The same CBO estimate found that a $15 minimum wage phased in over the same time frame, which is the current Democrat plan, would cost anywhere from 1.3 million to 3.7 million jobs. Only three states have wages at or higher than $13 an hour. The Democrat wage-hike plan also does not include pinning the wage to inflation, and it certainly doesn’t make E-Verify mandatory.
“Our legislation would raise the floor for workers without costing jobs,” Romney said in a statement, “and automatically increase the federal minimum wage every two years to match the rate of inflation. Additionally, our bill would protect American jobs by requiring employers to use E-Verify to ensure that businesses cannot hire illegal immigrants.”
The Democrat plan isn’t nearly as economically sound as what Republicans have offered in large part because Democrats don’t really care about American business. Democrat Representative Ro Khanna (People’s Republic of California) proclaimed any business that can’t afford to pay $15 an hour shouldn’t exist. Such contempt for America’s small business owners to go along with ignorance of simple economics is par for the course in the modern Democrat Party, and the leftist hardliners will surely push back against the Romney-Cotton proposal as not being high enough to “help” low-wage workers. The fact that millions of those people will not be able to get a job precisely because of a minimum wage that is too high is apparently beside the point.
The mandatory E-Verify provision will of course make the Romney-Cotton plan a nonstarter with Democrats, but also with some businesses. E-Verify, which allows businesses to confirm the legal status of immigrants they hire, is currently a voluntary system. It is deeply unpopular with some businesses, and a number of employers have steadfastly refused to use it. However, if it does become mandatory, use of E-Verify will stabilize the labor market and protect jobs for American citizens. It will also help reduce illegal immigration since jobs are often what bring people across the border.
There may be room to debate the exact size of the minimum wage hike, if the class-warfare Dems can be kept in their box. That’s a big if, but some Senate Democrats, like Joe Manchin of West Virginia, have signaled that the $15 minimum wage may be too high. With an evenly divided Senate, there will have to be some give and take if any progress is to be made. Mandatory E-Verify, though, is likely dead in the water.

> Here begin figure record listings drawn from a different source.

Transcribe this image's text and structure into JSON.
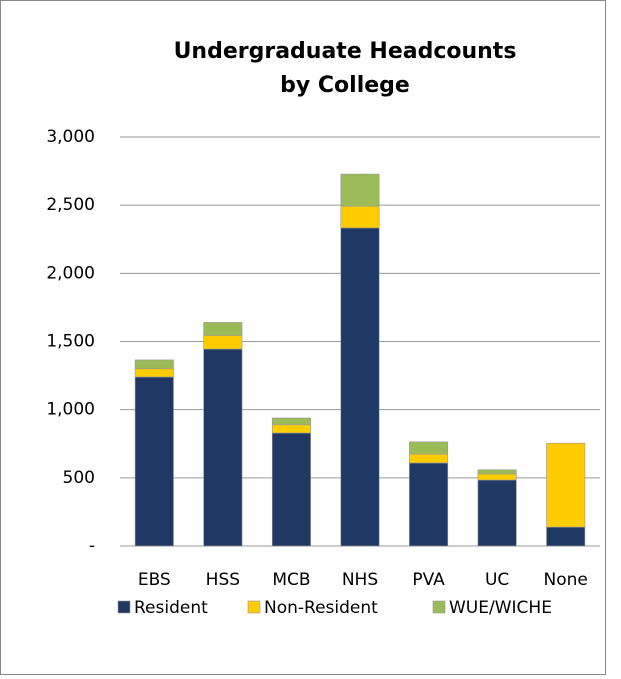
{
  "chart_data": {
    "type": "stacked_bar",
    "title": [
      "Undergraduate Headcounts",
      "by College"
    ],
    "categories": [
      "EBS",
      "HSS",
      "MCB",
      "NHS",
      "PVA",
      "UC",
      "None"
    ],
    "series": [
      {
        "name": "Resident",
        "color": "#1f3864",
        "values": [
          1240,
          1445,
          829,
          2333,
          609,
          484,
          139
        ]
      },
      {
        "name": "Non-Resident",
        "color": "#ffcc00",
        "values": [
          60,
          100,
          60,
          160,
          65,
          45,
          615
        ]
      },
      {
        "name": "WUE/WICHE",
        "color": "#9bbb59",
        "values": [
          65,
          95,
          50,
          235,
          90,
          30,
          0
        ]
      }
    ],
    "ylim": [
      0,
      3000
    ],
    "yticks": [
      {
        "value": 0,
        "label": "-"
      },
      500,
      {
        "value": 1000,
        "label": "1,000"
      },
      {
        "value": 1500,
        "label": "1,500"
      },
      {
        "value": 2000,
        "label": "2,000"
      },
      {
        "value": 2500,
        "label": "2,500"
      },
      {
        "value": 3000,
        "label": "3,000"
      }
    ],
    "grid": true,
    "legend": "bottom"
  }
}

Biden appears determined to open up the borders and go back to the Obama-era come-one, come-all immigration policy. The illegal immigrants he plans to let flood into the country will need jobs, and compelling employers to check the status of immigrant employees runs counter to that. It can never be said enough, however, that unbridled immigration puts downward pressure on wages and makes jobs tougher to come by for working citizens.
Of course, the federal minimum wage ought not to even exist, but the Romney-Cotton plan at least offers a reasonable solution that reduces the harm to business while protecting American workers. For these reasons, Democrats will surely fight against it because they are more interested in political victory than long-term economic stability.